跳舞猫日録

Life goes on brah!

2021/08/05

この日記の内容が難しくなっているのではないか、と心配している。いや、私の書くものはなんだって難しいのだけれど……私は大学生の頃、左翼の運動に手を染めていたことがある。だが、先輩の書くものはなんだか専門用語を散りばめた小難しい、読むのに骨が折れる文章ばかりだったので嫌気がさしてしまい、もらっても読まなくなってしまった。平たく書けるならそれに越したことがない、と思うようになったのはその体験からだ。村上春樹は「文明とは伝達である」と言わなかっただろうか。村上春樹のファンの私としては、彼のような文章を書きたいと思っている。

最近は音楽はソウルIIソウルというグループばかり聴いている。私の青春時代、つまり80年代の末期から90年代にかけて活躍したグループで、甘く洗練されたR&Bを聴かせてくれる。ネットフリックスで『親愛なる白人様』という黒人差別をコミカルに扱ったドラマを観始めたり、スパイク・リーの映画を観たりしているせいで「黒い」文化に興味を持つようになったのだった。近所の図書館にもBLMに関する本が沢山入っているので、それらを読みたいと思いつつ手が回っていない。この黒人文化をめぐる私のマイ・ブーム、いつまで続くか。

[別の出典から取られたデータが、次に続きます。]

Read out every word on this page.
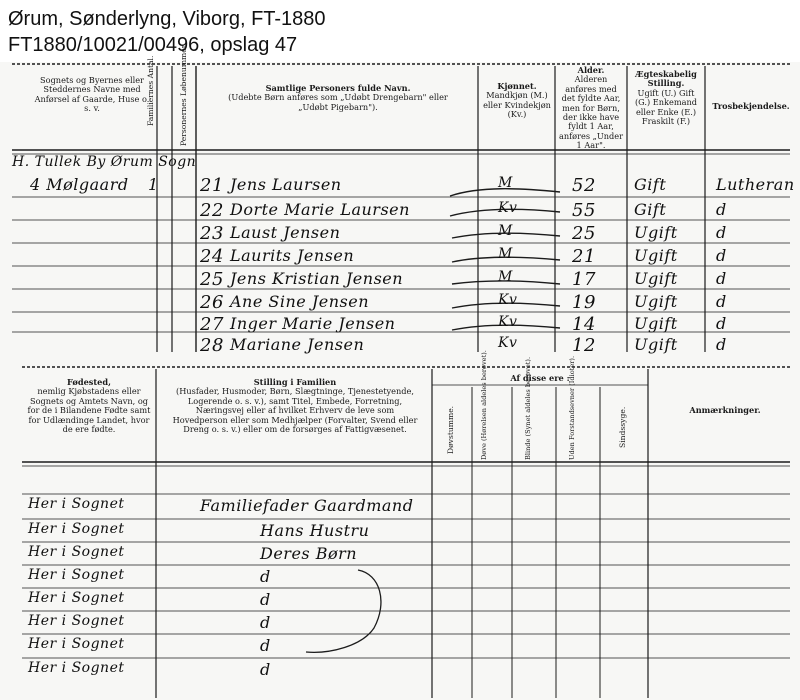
Ørum, Sønderlyng, Viborg, FT-1880
FT1880/10021/00496, opslag 47
Sognets og Byernes eller Steddernes Navne med Anførsel af Gaarde, Huse o. s. v.	Familiernes Antal.	Personernes Løbenummer.	Samtlige Personers fulde Navn.
(Udebte Børn anføres som „Udøbt Drengebarn" eller „Udøbt Pigebarn").
Kjønnet.
Mandkjøn (M.) eller Kvindekjøn (Kv.)
Alder.
Alderen anføres med det fyldte Aar, men for Børn, der ikke have fyldt 1 Aar, anføres „Under 1 Aar".
Ægteskabelig Stilling.
Ugift (U.) Gift (G.) Enkemand eller Enke (E.) Fraskilt (F.)
Trosbekjendelse.
H. Tullek By Ørum Sogn
4 Mølgaard 1 21 Jens Laursen	M	52 Gift	Lutheran
22 Dorte Marie Laursen	Kv	55 Gift	d
23 Laust Jensen	M	25 Ugift d
24 Laurits Jensen	M	21 Ugift d
25 Jens Kristian Jensen	M	17 Ugift d
26 Ane Sine Jensen	Kv	19 Ugift d
27 Inger Marie Jensen	Kv	14 Ugift d
28 Mariane Jensen	Kv	12 Ugift d
Fødested,
nemlig Kjøbstadens eller Sognets og Amtets Navn, og for de i Bilandene Fødte samt for Udlændinge Landet, hvor de ere fødte.
Stilling i Familien
(Husfader, Husmoder, Børn, Slægtninge, Tjenestetyende, Logerende o. s. v.), samt Titel, Embede, Forretning, Næringsvej eller af hvilket Erhverv de leve som Hovedperson eller som Medhjælper (Forvalter, Svend eller Dreng o. s. v.) eller om de forsørges af Fattigvæsenet.
Af disse ere :
Døvstumme.	Døve (Hørelsen aldeles berøvet).	Blinde (Synet aldeles berøvet).	Uden Forstandsevner (Idioter).	Sindssyge.	Anmærkninger.
Her i Sognet	Familiefader Gaardmand
Her i Sognet	Hans Hustru
Her i Sognet	Deres Børn
Her i Sognet	d
Her i Sognet	d
Her i Sognet	d
Her i Sognet	d
Her i Sognet	d
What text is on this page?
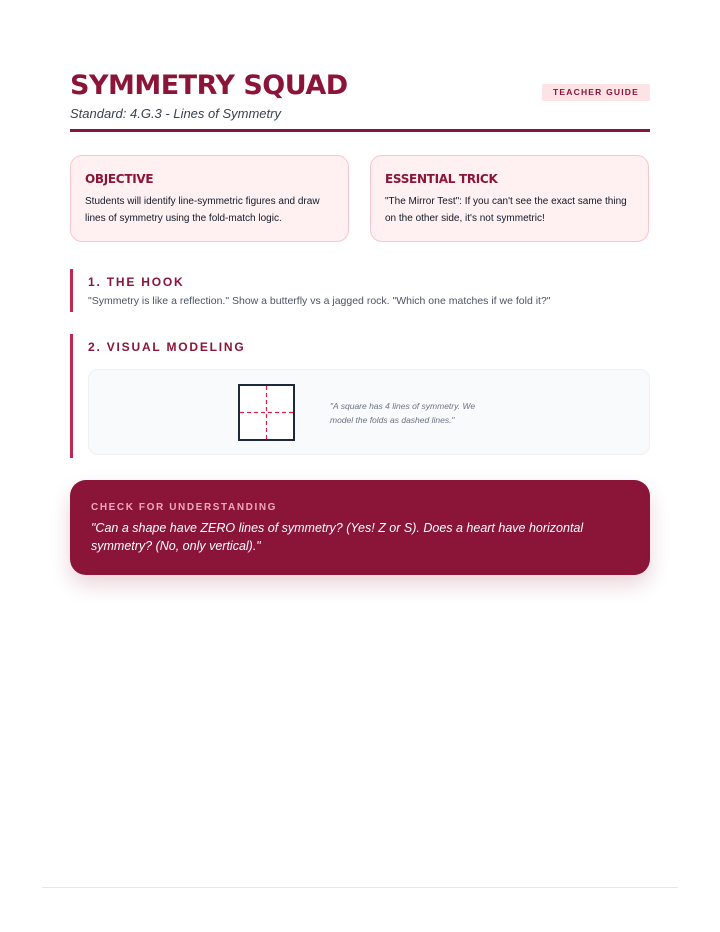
SYMMETRY SQUAD	TEACHER GUIDE
Standard: 4.G.3 - Lines of Symmetry
OBJECTIVE
Students will identify line-symmetric figures and draw lines of symmetry using the fold-match logic.
ESSENTIAL TRICK
"The Mirror Test": If you can't see the exact same thing on the other side, it's not symmetric!
1. THE HOOK
"Symmetry is like a reflection." Show a butterfly vs a jagged rock. "Which one matches if we fold it?"
2. VISUAL MODELING
"A square has 4 lines of symmetry. We model the folds as dashed lines."
CHECK FOR UNDERSTANDING
"Can a shape have ZERO lines of symmetry? (Yes! Z or S). Does a heart have horizontal symmetry? (No, only vertical)."
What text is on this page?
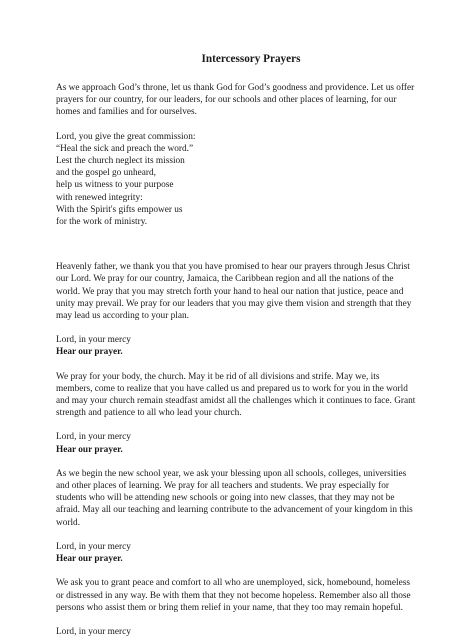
Intercessory Prayers
As we approach God’s throne, let us thank God for God’s goodness and providence. Let us offer
prayers for our country, for our leaders, for our schools and other places of learning, for our
homes and families and for ourselves.
Lord, you give the great commission:
“Heal the sick and preach the word.”
Lest the church neglect its mission
and the gospel go unheard,
help us witness to your purpose
with renewed integrity:
With the Spirit's gifts empower us
for the work of ministry.
Heavenly father, we thank you that you have promised to hear our prayers through Jesus Christ
our Lord. We pray for our country, Jamaica, the Caribbean region and all the nations of the
world. We pray that you may stretch forth your hand to heal our nation that justice, peace and
unity may prevail. We pray for our leaders that you may give them vision and strength that they
may lead us according to your plan.
Lord, in your mercy
Hear our prayer.
We pray for your body, the church. May it be rid of all divisions and strife. May we, its
members, come to realize that you have called us and prepared us to work for you in the world
and may your church remain steadfast amidst all the challenges which it continues to face. Grant
strength and patience to all who lead your church.
Lord, in your mercy
Hear our prayer.
As we begin the new school year, we ask your blessing upon all schools, colleges, universities
and other places of learning. We pray for all teachers and students. We pray especially for
students who will be attending new schools or going into new classes, that they may not be
afraid. May all our teaching and learning contribute to the advancement of your kingdom in this
world.
Lord, in your mercy
Hear our prayer.
We ask you to grant peace and comfort to all who are unemployed, sick, homebound, homeless
or distressed in any way. Be with them that they not become hopeless. Remember also all those
persons who assist them or bring them relief in your name, that they too may remain hopeful.
Lord, in your mercy
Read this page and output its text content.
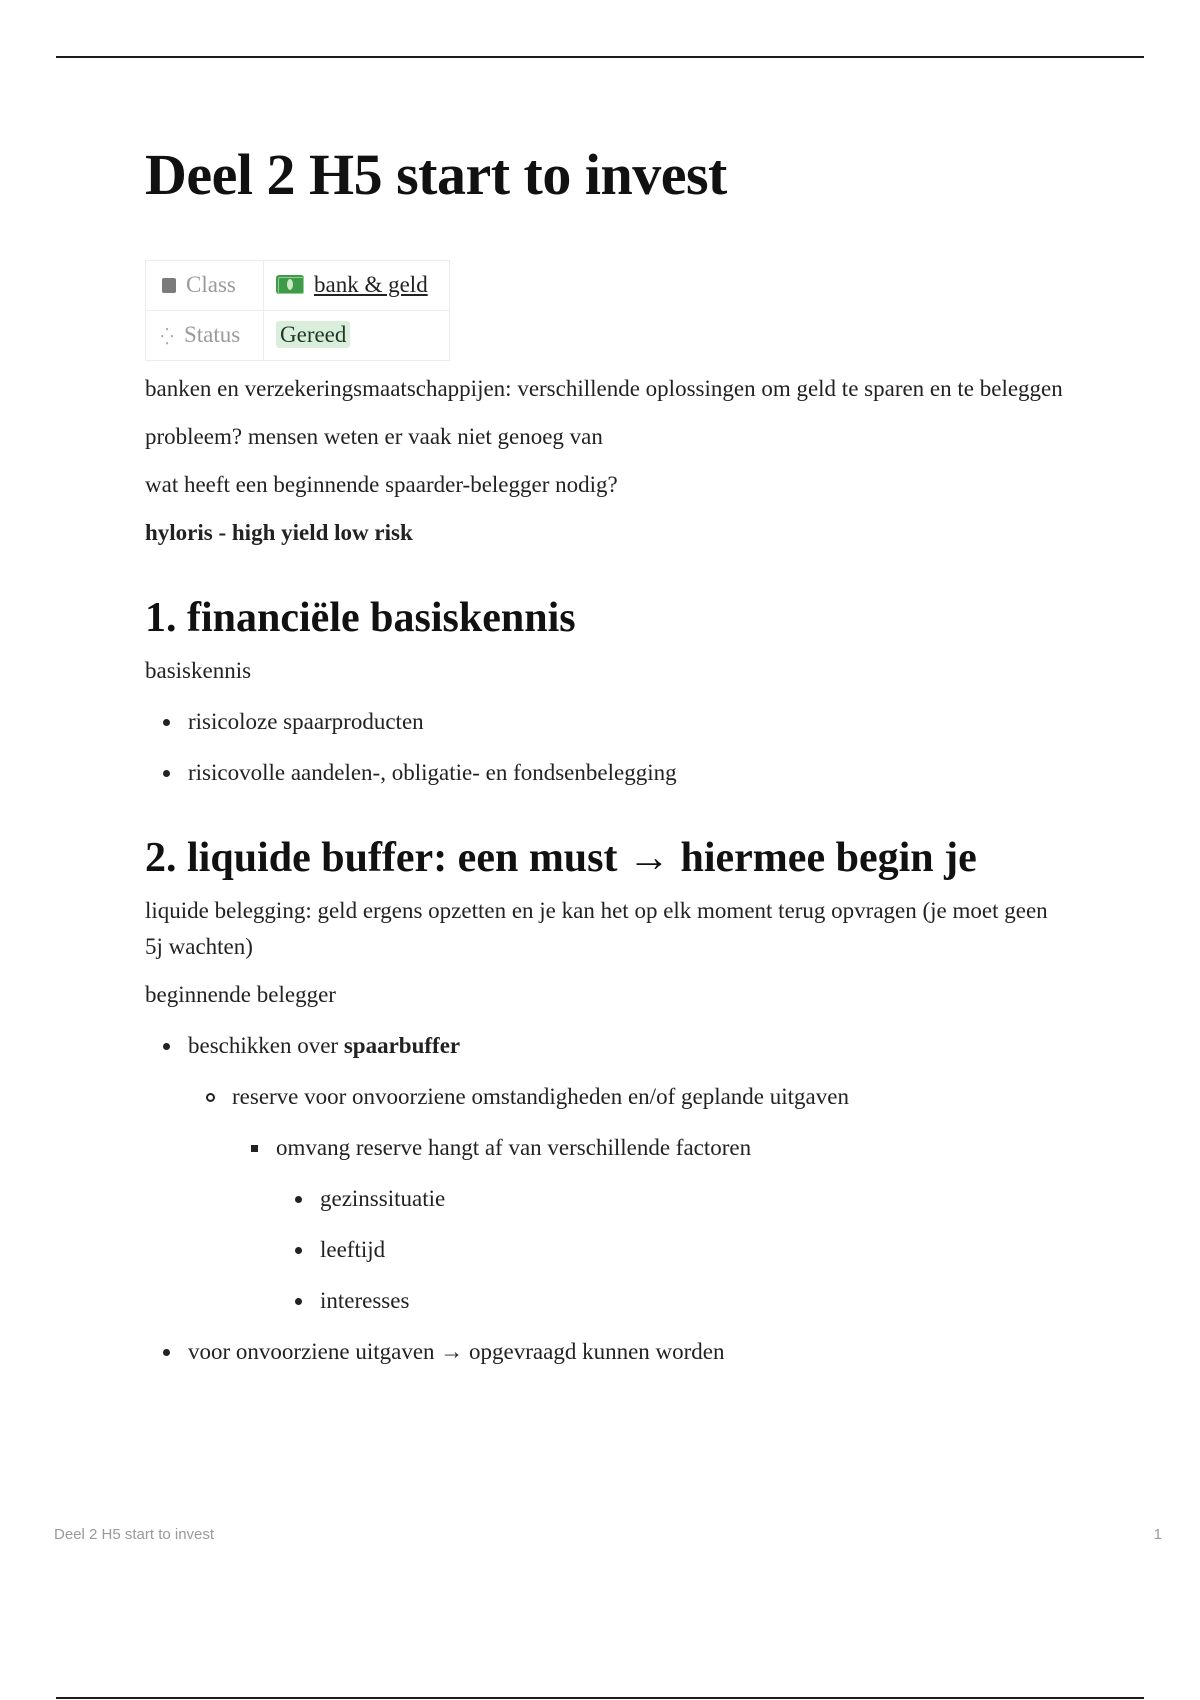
Deel 2 H5 start to invest
Class	bank & geld
⁛ Status	Gereed

banken en verzekeringsmaatschappijen: verschillende oplossingen om geld te sparen en te beleggen

probleem? mensen weten er vaak niet genoeg van

wat heeft een beginnende spaarder-belegger nodig?

hyloris - high yield low risk

1. financiële basiskennis

basiskennis

risicoloze spaarproducten
risicovolle aandelen-, obligatie- en fondsenbelegging
2. liquide buffer: een must → hiermee begin je

liquide belegging: geld ergens opzetten en je kan het op elk moment terug opvragen (je moet geen 5j wachten)

beginnende belegger

beschikken over spaarbuffer
reserve voor onvoorziene omstandigheden en/of geplande uitgaven
omvang reserve hangt af van verschillende factoren
gezinssituatie
leeftijd
interesses
voor onvoorziene uitgaven → opgevraagd kunnen worden
Deel 2 H5 start to invest	1
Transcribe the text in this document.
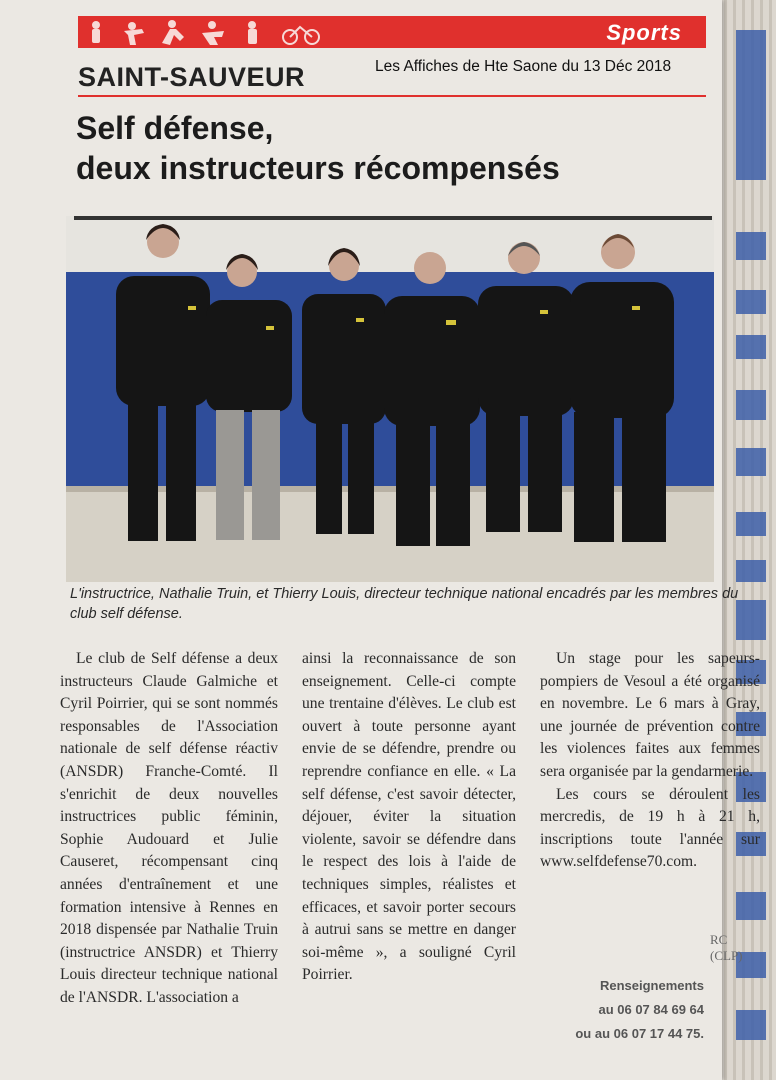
Sports
SAINT-SAUVEUR	Les Affiches de Hte Saone du 13 Déc 2018
Self défense,
deux instructeurs récompensés
L'instructrice, Nathalie Truin, et Thierry Louis, directeur technique national encadrés par les membres du club self défense.

Le club de Self défense a deux instructeurs Claude Galmiche et Cyril Poirrier, qui se sont nommés responsables de l'Association nationale de self défense réactiv (ANSDR) Franche-Comté. Il s'enrichit de deux nouvelles instructrices public féminin, Sophie Audouard et Julie Causeret, récompensant cinq années d'entraînement et une formation intensive à Rennes en 2018 dispensée par Nathalie Truin (instructrice ANSDR) et Thierry Louis directeur technique national de l'ANSDR. L'association a

ainsi la reconnaissance de son enseignement. Celle-ci compte une trentaine d'élèves. Le club est ouvert à toute personne ayant envie de se défendre, prendre ou reprendre confiance en elle. « La self défense, c'est savoir détecter, déjouer, éviter la situation violente, savoir se défendre dans le respect des lois à l'aide de techniques simples, réalistes et efficaces, et savoir porter secours à autrui sans se mettre en danger soi-même », a souligné Cyril Poirrier.

Un stage pour les sapeurs-pompiers de Vesoul a été organisé en novembre. Le 6 mars à Gray, une journée de prévention contre les violences faites aux femmes sera organisée par la gendarmerie.

Les cours se déroulent les mercredis, de 19 h à 21 h, inscriptions toute l'année sur www.selfdefense70.com.

RC (CLP)
Renseignements
au 06 07 84 69 64
ou au 06 07 17 44 75.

仕事が終わり、帰ってから『THIS IS US 36歳、これから』を観る。相変わらず良くも悪くも行儀のいい、非の打ち所がないドラマだと思う。英語の言い回しで「レモンを与えられたら、レモネードを作れ」というものがあるが、この言葉がこのドラマの中でも応用されて登場する。私はこの言葉が好きだ。昔はどうして自分が(もっと言えば「自分『だけ』が」)こんな目にと腐っていたが、今は与えられた状況の中で最善のことを為そうと私なりに努力しているつもりである。「天は自ら助くる者を助く」という言葉を信じて。

夜、イルディコー・エニェディ監督の映画『心と体と』を観る。村上春樹の小説みたいな映画だと思った。男女の、闇雲に恋に溺れて自分を見失うのではなく、むしろ自分を大事にしたまま未知の恋におずおずと足を踏み入れていく「付かず離れず」の関係を描いたクールなドラマではないかと思ったのだ。この映画は光が綺麗な、白い映画だと思った。だがその白さの中に、ナスティというか邪悪な要素、歪んだものは入り込んでいる。その歪みの描き方が洗練されているところに、ミヒャエル・ハネケの映画さえ連想してしまった。